20 U.S.C.A. § 1087gg(b) (Supp. 1989).
The legislative history on this law states that it "[p]ermits the Secretary to continue collection efforts of defaulted loans referred or assigned to him for an unlimited time." H.R. Rep. No. 99-383, 99th Cong., 2d Sess. 108, reprinted in 1986 U.S. Code Cong. Admin.News 2572, 2679.
Our holding in this case is not based upon the Higher Education Amendments of 1986.
IV. NOTICE OF SUMMARY JUDGMENT
Jones also contends that the district court erred in granting summary judgment in favor of the defendants without giving her notice that the defendants' motion to dismiss would be converted to a motion for summary judgment.
The dispositive motion filed by the defendants in this case stated on its face that, in the alternative, it was a motion for summary judgment. Verified materials were attached to the motion. The district court entered two orders stating that the motion would be decided on the basis of verified material, and thus sufficiently apprised Jones and her attorney twenty-one days before the deadline that the motion would be considered as one for summary judgment. Jones received nothing less than fair compliance with the dictates of Rule 56. Nothing more is required.
Rule 56(c) of the Federal Rules of Civil Procedure requires that a motion for summary judgment be served on the opposing party at least ten days prior to the time set for the hearing.
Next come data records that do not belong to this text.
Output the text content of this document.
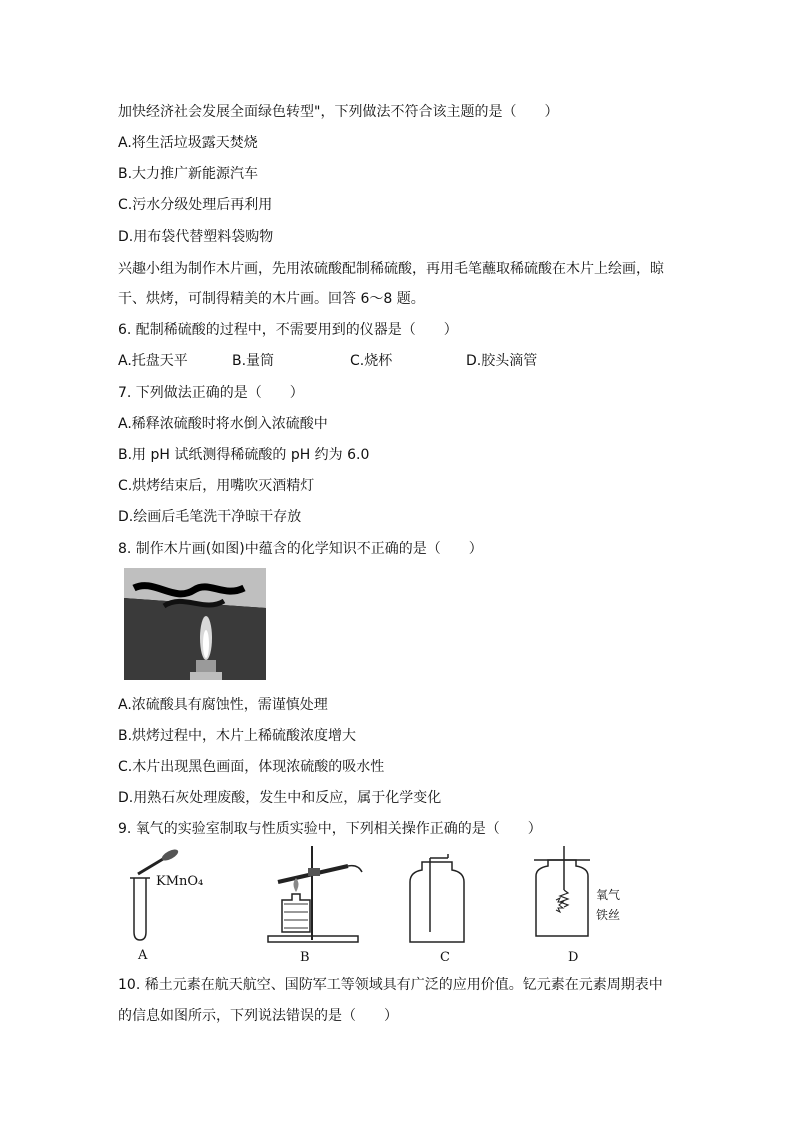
加快经济社会发展全面绿色转型"，下列做法不符合该主题的是（　　）
A.将生活垃圾露天焚烧
B.大力推广新能源汽车
C.污水分级处理后再利用
D.用布袋代替塑料袋购物
兴趣小组为制作木片画，先用浓硫酸配制稀硫酸，再用毛笔蘸取稀硫酸在木片上绘画，晾
干、烘烤，可制得精美的木片画。回答 6～8 题。
6. 配制稀硫酸的过程中，不需要用到的仪器是（　　）
A.托盘天平	B.量筒	C.烧杯	D.胶头滴管
7. 下列做法正确的是（　　）
A.稀释浓硫酸时将水倒入浓硫酸中
B.用 pH 试纸测得稀硫酸的 pH 约为 6.0
C.烘烤结束后，用嘴吹灭酒精灯
D.绘画后毛笔洗干净晾干存放
8. 制作木片画(如图)中蕴含的化学知识不正确的是（　　）
A.浓硫酸具有腐蚀性，需谨慎处理
B.烘烤过程中，木片上稀硫酸浓度增大
C.木片出现黑色画面，体现浓硫酸的吸水性
D.用熟石灰处理废酸，发生中和反应，属于化学变化
9. 氧气的实验室制取与性质实验中，下列相关操作正确的是（　　）
KMnO₄
A	B	C
氧气
铁丝
D
10. 稀土元素在航天航空、国防军工等领域具有广泛的应用价值。钇元素在元素周期表中
的信息如图所示，下列说法错误的是（　　）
If a party cannot by affidavit present facts necessary to rebut the moving party, it may so state in an affidavit and request the court for a continuance to obtain affidavits, take depositions, or engage in discovery. Fed.R.Civ.P. 56(f).
V. CONCLUSION
We conclude that the plaintiff Adeline Jones does not have standing to litigate the Fifth Amendment due process claims which she asserts. We further conclude that her delinquent student loan debt was legally enforceable. Accordingly, we AFFIRM the district court's grant of summary judgment in favor of the defendants.